Not quite as heart-wrenching as the original version, this remake is still pretty good and does benefit from being filmed in color. Wyman is Helen Phillips, a blind woman, and Hudson is Bob Merrick, the cad who becomes her savior. Merrick is partly responsible for the accidental death of
Helen's husband, a man who was revered in the community as a combination of Dr. Kildare, Ben Casey, and every other angel of mercy ever seen. After the doctor's demise, Bob attempts to apologize, and Helen, avoiding him, is blinded in an accident. With Rudolph (Kruger), a friend of the late, great
physician, egging him on, Bob forsakes his wastrel ways and decides to dedicate himself to medicine. Without revealing his true identity, he contacts Helen, and their relationship soon becomes a loving one. When she finds out who he is, she departs. Much later, though, Bob is given an incredible
opportunity to save Helen and redeem himself for his past peccadilloes.

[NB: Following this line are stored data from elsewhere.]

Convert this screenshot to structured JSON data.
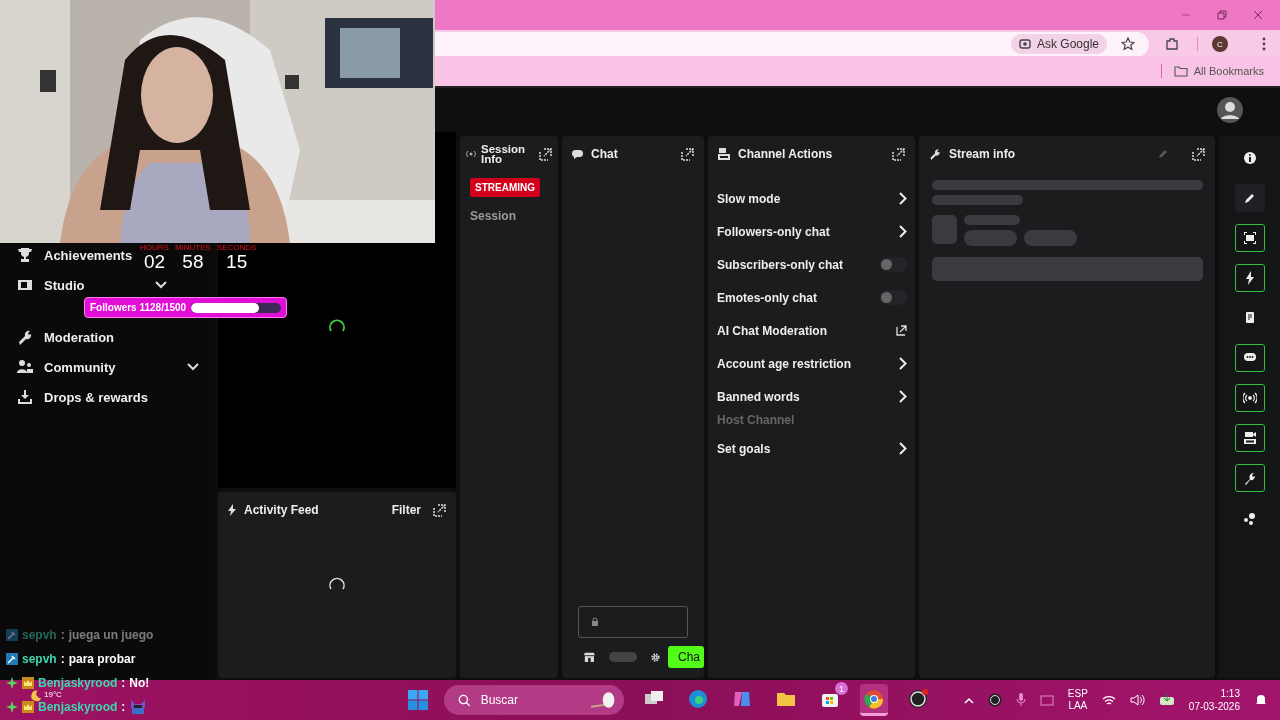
{
  "browser": {
    "ask_google": "Ask Google",
    "bookmarks": "All Bookmarks",
    "profile_initial": "C"
  },
  "sidebar": {
    "items": [
      {
        "label": "Achievements",
        "kind": "link"
      },
      {
        "label": "Studio",
        "kind": "group"
      },
      {
        "label": "Moderation",
        "kind": "link"
      },
      {
        "label": "Community",
        "kind": "group"
      },
      {
        "label": "Drops & rewards",
        "kind": "link"
      }
    ]
  },
  "timer": {
    "labels": [
      "HOURS",
      "MINUTES",
      "SECONDS"
    ],
    "values": [
      "02",
      "58",
      "15"
    ]
  },
  "followers_goal": {
    "label": "Followers 1128/1500",
    "level": 0.76
  },
  "session_info": {
    "title": "Session Info",
    "badge": "STREAMING",
    "session_label": "Session"
  },
  "chat_panel": {
    "title": "Chat",
    "send_button": "Cha"
  },
  "channel_actions": {
    "title": "Channel Actions",
    "items": [
      {
        "label": "Slow mode",
        "kind": "submenu"
      },
      {
        "label": "Followers-only chat",
        "kind": "submenu"
      },
      {
        "label": "Subscribers-only chat",
        "kind": "toggle",
        "on": false
      },
      {
        "label": "Emotes-only chat",
        "kind": "toggle",
        "on": false
      },
      {
        "label": "AI Chat Moderation",
        "kind": "external"
      },
      {
        "label": "Account age restriction",
        "kind": "submenu"
      },
      {
        "label": "Banned words",
        "kind": "submenu"
      },
      {
        "label": "Host Channel",
        "kind": "disabled"
      },
      {
        "label": "Set goals",
        "kind": "submenu"
      }
    ]
  },
  "stream_info": {
    "title": "Stream info"
  },
  "activity_feed": {
    "title": "Activity Feed",
    "filter": "Filter"
  },
  "rail": [
    {
      "highlighted": false
    },
    {
      "highlighted": false
    },
    {
      "highlighted": true
    },
    {
      "highlighted": true
    },
    {
      "highlighted": false
    },
    {
      "highlighted": true
    },
    {
      "highlighted": true
    },
    {
      "highlighted": true
    },
    {
      "highlighted": true
    },
    {
      "highlighted": false
    }
  ],
  "chat_overlay": {
    "messages": [
      {
        "user": "sepvh",
        "kind": "moderator",
        "separator": ":",
        "text": "juega un juego",
        "faded": true
      },
      {
        "user": "sepvh",
        "kind": "moderator",
        "separator": ":",
        "text": "para probar",
        "faded": false
      },
      {
        "user": "Benjaskyrood",
        "kind": "subscriber",
        "separator": ":",
        "text": "No!",
        "faded": false
      },
      {
        "user": "Benjaskyrood",
        "kind": "subscriber",
        "separator": ":",
        "faded": false
      }
    ]
  },
  "weather": {
    "temperature": "19°C"
  },
  "taskbar": {
    "search_placeholder": "Buscar",
    "store_badge": "1",
    "language": [
      "ESP",
      "LAA"
    ],
    "time": "1:13",
    "date": "07-03-2026",
    "apps": [
      {
        "selected": false
      },
      {
        "selected": false
      },
      {
        "selected": false
      },
      {
        "selected": false
      },
      {
        "selected": false
      },
      {
        "selected": true
      },
      {
        "selected": false
      }
    ]
  }
}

A film requiring as many Kleenex as you can spare, this unabashed appeal to the tear ducts does not fail in its efforts. Director Douglas Sirk made only a few more films before retiring to Munich in 1959, just before he turned 60. He brings to this effort the same combination of overblown,
indulgent melodramatics and distanced perspective which would mark his masterpiece, IMITATION OF LIFE. Notable also as the film which really put Rock Hudson on top and gave the first inklings that he might be able to act if sufficiently prodded, MAGNIFICENT OBSESSION really relies on Wyman's
womanly, Oscar-nominated assurance to put this stuff over.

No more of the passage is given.